Com a vinda da Família Real ao
Brasil em 1808 temos a inserção da Corte como elemento a mais para promover a
música. A Capela Real, por exemplo, suscitava em seu redor todo um coletivo
dedicado à música. Este período mágico da história brasileira com direito à
presença de uma Habbsburgo em paragens tropicais suscita uma nova época de
nossas músicas e festas. Isto porque o Brasil suscita interesses de diferentes
partes. Crescem a presença de pesquisadores e artistas. Rugendas, Debret,
Thomas Ender, Von Martius, Hermann Burmeister e J. J. von Tschudi, D.P. Kidder
e J.C. Fletcher , Príncipe Adalberto Hohenzollern, Ida Pfeiffer, John Mawe entre outros vão trazer o Brasil
para a população européia. É nesta época que a musicalidade brasileira,
particularmente a carioca fica mais européia, afastando-se de uma vertente
indígena e negra.
Para concluir a utilização do
material proporcionado pelo seriado na TV, temos que a música foi por excelência a melhor
forma de comunicação entre os europeus e os autóctones.
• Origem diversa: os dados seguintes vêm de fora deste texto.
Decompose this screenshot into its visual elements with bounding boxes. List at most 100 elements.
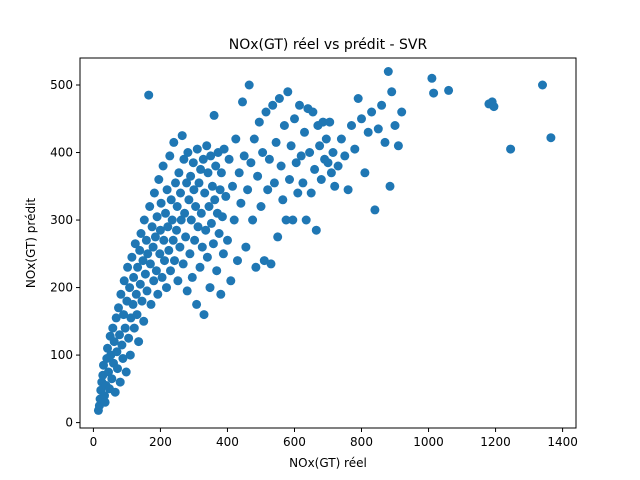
scatter-point <box>199 310 209 320</box>
scatter-point <box>238 97 247 107</box>
scatter-point <box>377 100 387 110</box>
scatter-point <box>261 107 271 117</box>
scatter-point <box>165 151 175 161</box>
scatter-point <box>119 276 129 286</box>
scatter-point <box>546 133 556 143</box>
x-tick-label: 600 <box>283 435 306 449</box>
scatter-point <box>256 202 266 211</box>
scatter-point <box>162 185 172 195</box>
scatter-point <box>343 185 353 195</box>
scatter-point <box>318 117 328 127</box>
scatter-point <box>107 374 117 384</box>
scatter-point <box>209 110 219 120</box>
scatter-point <box>111 313 121 323</box>
scatter-point <box>129 272 139 282</box>
scatter-point <box>189 185 199 195</box>
scatter-point <box>206 218 216 228</box>
scatter-point <box>136 229 146 238</box>
scatter-point <box>139 316 149 326</box>
scatter-point <box>171 178 180 188</box>
scatter-point <box>506 144 516 154</box>
scatter-point <box>353 94 363 103</box>
scatter-point <box>172 225 181 235</box>
y-tick-label: 100 <box>50 348 73 362</box>
scatter-point <box>234 168 244 178</box>
scatter-point <box>298 178 308 188</box>
scatter-point <box>300 127 309 137</box>
scatter-point <box>117 340 127 350</box>
x-tick-label: 800 <box>350 435 373 449</box>
scatter-point <box>140 269 150 279</box>
scatter-point <box>125 283 135 293</box>
y-tick-label: 300 <box>50 213 73 227</box>
scatter-point <box>196 164 206 174</box>
scatter-point <box>114 303 123 313</box>
scatter-point <box>173 276 183 286</box>
scatter-point <box>118 354 128 363</box>
scatter-point <box>181 232 191 242</box>
scatter-point <box>285 175 294 184</box>
scatter-point <box>120 323 130 333</box>
scatter-point <box>149 188 159 198</box>
scatter-point <box>202 141 212 151</box>
x-axis-label: NOx(GT) réel <box>289 456 367 470</box>
x-tick-label: 1000 <box>413 435 444 449</box>
scatter-point <box>166 266 175 276</box>
scatter-point <box>103 343 112 353</box>
x-tick-label: 200 <box>149 435 172 449</box>
scatter-point <box>125 350 135 360</box>
scatter-point <box>216 168 226 178</box>
scatter-point <box>141 235 151 245</box>
scatter-point <box>143 249 153 259</box>
scatter-point <box>159 235 169 245</box>
scatter-point <box>385 181 395 191</box>
scatter-point <box>166 195 176 205</box>
scatter-point <box>138 256 148 266</box>
scatter-point <box>207 181 217 191</box>
scatter-point <box>363 127 373 137</box>
scatter-point <box>124 333 134 343</box>
scatter-point <box>129 323 139 333</box>
scatter-point <box>112 347 122 357</box>
scatter-point <box>340 151 350 161</box>
scatter-point <box>168 235 178 245</box>
scatter-point <box>217 212 227 222</box>
scatter-point <box>170 256 179 266</box>
scatter-point <box>145 259 155 269</box>
scatter-point <box>216 289 226 299</box>
scatter-point <box>264 154 274 164</box>
scatter-point <box>205 283 215 293</box>
scatter-point <box>175 242 185 252</box>
scatter-point <box>306 188 316 198</box>
scatter-point <box>253 171 263 181</box>
scatter-point <box>130 239 140 249</box>
scatter-point <box>236 198 246 208</box>
scatter-point <box>206 151 216 161</box>
scatter-point <box>179 154 189 164</box>
scatter-point <box>316 175 326 184</box>
scatter-point <box>110 387 120 397</box>
scatter-point <box>254 117 264 127</box>
scatter-point <box>131 289 141 299</box>
scatter-point <box>279 121 289 130</box>
scatter-point <box>188 158 198 168</box>
scatter-point <box>135 245 145 255</box>
scatter-point <box>200 188 210 198</box>
scatter-point <box>108 323 118 333</box>
scatter-point <box>429 88 439 98</box>
y-tick-label: 500 <box>50 78 73 92</box>
scatter-point <box>397 107 407 117</box>
scatter-point <box>192 144 202 154</box>
y-axis-label: NOx(GT) prédit <box>24 198 38 289</box>
scatter-point <box>301 215 311 225</box>
scatter-point <box>249 134 259 144</box>
scatter-point <box>383 67 393 76</box>
scatter-point <box>148 242 158 252</box>
scatter-point <box>150 232 160 242</box>
scatter-point <box>151 266 161 276</box>
scatter-point <box>99 360 108 370</box>
scatter-point <box>393 141 403 151</box>
scatter-point <box>293 188 303 198</box>
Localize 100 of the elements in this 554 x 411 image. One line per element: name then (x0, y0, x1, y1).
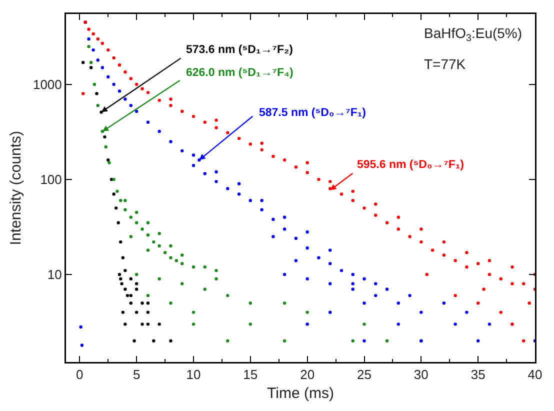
point (169, 244, 172, 248)
point (132, 339, 136, 343)
point (146, 322, 150, 326)
point (226, 339, 230, 343)
point (158, 244, 161, 248)
x-tick-label: 20 (300, 367, 315, 382)
point (169, 339, 172, 343)
point (306, 310, 309, 314)
point (203, 265, 206, 269)
point (89, 66, 93, 70)
point (192, 265, 196, 269)
point (118, 272, 122, 276)
point (385, 339, 389, 343)
point (282, 301, 286, 305)
point (89, 60, 93, 64)
point (134, 272, 138, 276)
point (146, 233, 150, 237)
point (121, 310, 125, 314)
point (114, 206, 118, 210)
point (192, 322, 196, 326)
point (146, 294, 150, 298)
point (87, 44, 90, 48)
point (124, 268, 127, 272)
point (282, 339, 286, 343)
point (180, 253, 184, 257)
point (95, 92, 98, 96)
point (119, 277, 122, 280)
point (140, 322, 144, 326)
annotation: 595.6 nm (⁵D₀→⁷F₁) (357, 159, 464, 171)
point (129, 235, 132, 238)
point (103, 135, 106, 139)
point (152, 240, 156, 244)
point (120, 282, 124, 286)
x-tick-label: 10 (186, 367, 201, 382)
point (169, 256, 172, 260)
point (104, 145, 108, 148)
point (124, 208, 127, 212)
annotation: T=77K (424, 56, 466, 72)
point (203, 288, 206, 291)
point (146, 310, 150, 314)
x-tick-label: 30 (414, 367, 428, 382)
point (146, 248, 150, 252)
point (192, 310, 196, 314)
x-axis-title: Time (ms) (267, 384, 334, 402)
point (92, 82, 96, 86)
point (106, 158, 110, 162)
point (163, 250, 167, 254)
annotation: 587.5 nm (⁵D₀→⁷F₁) (259, 107, 366, 119)
point (124, 322, 127, 326)
point (116, 221, 120, 224)
point (129, 216, 132, 219)
point (226, 294, 230, 298)
point (174, 258, 178, 262)
x-tick-label: 0 (76, 367, 84, 382)
point (180, 282, 184, 286)
annotation: 573.6 nm (⁵D₁→⁷F₂) (186, 44, 294, 56)
point (134, 282, 138, 286)
point (129, 294, 132, 298)
point (158, 232, 161, 236)
point (121, 256, 125, 260)
x-tick-label: 5 (132, 367, 140, 382)
x-tick-label: 40 (528, 367, 542, 382)
point (158, 322, 161, 326)
point (129, 301, 132, 305)
point (214, 268, 218, 272)
point (134, 288, 138, 291)
y-tick-label: 100 (40, 172, 62, 187)
point (362, 322, 366, 326)
point (119, 198, 122, 202)
x-tick-label: 25 (357, 367, 372, 382)
point (134, 221, 138, 224)
point (180, 262, 184, 266)
point (140, 228, 144, 231)
y-tick-label: 10 (47, 267, 62, 282)
point (116, 190, 119, 193)
point (124, 288, 127, 291)
annotation: 626.0 nm (⁵D₁→⁷F₄) (186, 67, 294, 79)
point (124, 198, 127, 202)
point (112, 178, 116, 182)
point (96, 104, 100, 108)
point (146, 221, 150, 224)
point (108, 161, 111, 164)
point (146, 301, 150, 305)
point (248, 322, 252, 326)
point (119, 240, 122, 244)
point (158, 277, 161, 280)
point (140, 301, 144, 305)
point (134, 310, 138, 314)
x-tick-label: 35 (470, 367, 486, 382)
y-tick-label: 1000 (32, 76, 62, 92)
point (100, 110, 103, 114)
point (81, 60, 85, 64)
point (248, 301, 252, 305)
point (126, 294, 130, 298)
point (351, 339, 354, 343)
point (214, 277, 218, 280)
annotation: BaHfO$_{3}$:Eu(5%) (424, 25, 522, 44)
x-tick-label: 15 (243, 367, 258, 382)
point (152, 339, 156, 343)
point (129, 277, 132, 280)
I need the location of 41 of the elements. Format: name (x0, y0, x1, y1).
A escrita inexistia
nesta última, assim, o bailado, a sonoridade constituía um veículo
indispensável na conformação de uma relação amistosa.
Na obra de Wilson Martins – História
da inteligência brasileira – consta que em seu primeiro volume que “... o que
mais desesperava os bons padres do século XVI era a impossibilidade de
realmente comparar ou equiparar a língua dos indígenas (ou seja, a sua alma)
com a dos gregos: Não tem escrita, nem caracteres, nem sabem contar, nem têm
dinheiro; commutatione rerum compram
uns aos outros ; sua língua é delicada, copiosa e elegante, tem muitas
composições e sincopas mais que os gregos, os nomes são todos indeclináveis , e
os verbos têm suas conjugações e tempos. Na pronunciação são sutis, falam baixo
que parece que não se entendem e tudo
ouvem e penetram; em sua pronunciação não põem F, L, Z, S e RR, nem põe muta
com líquida, como Bra, Craze.” (Martins, 1977, p. 56-57). [7]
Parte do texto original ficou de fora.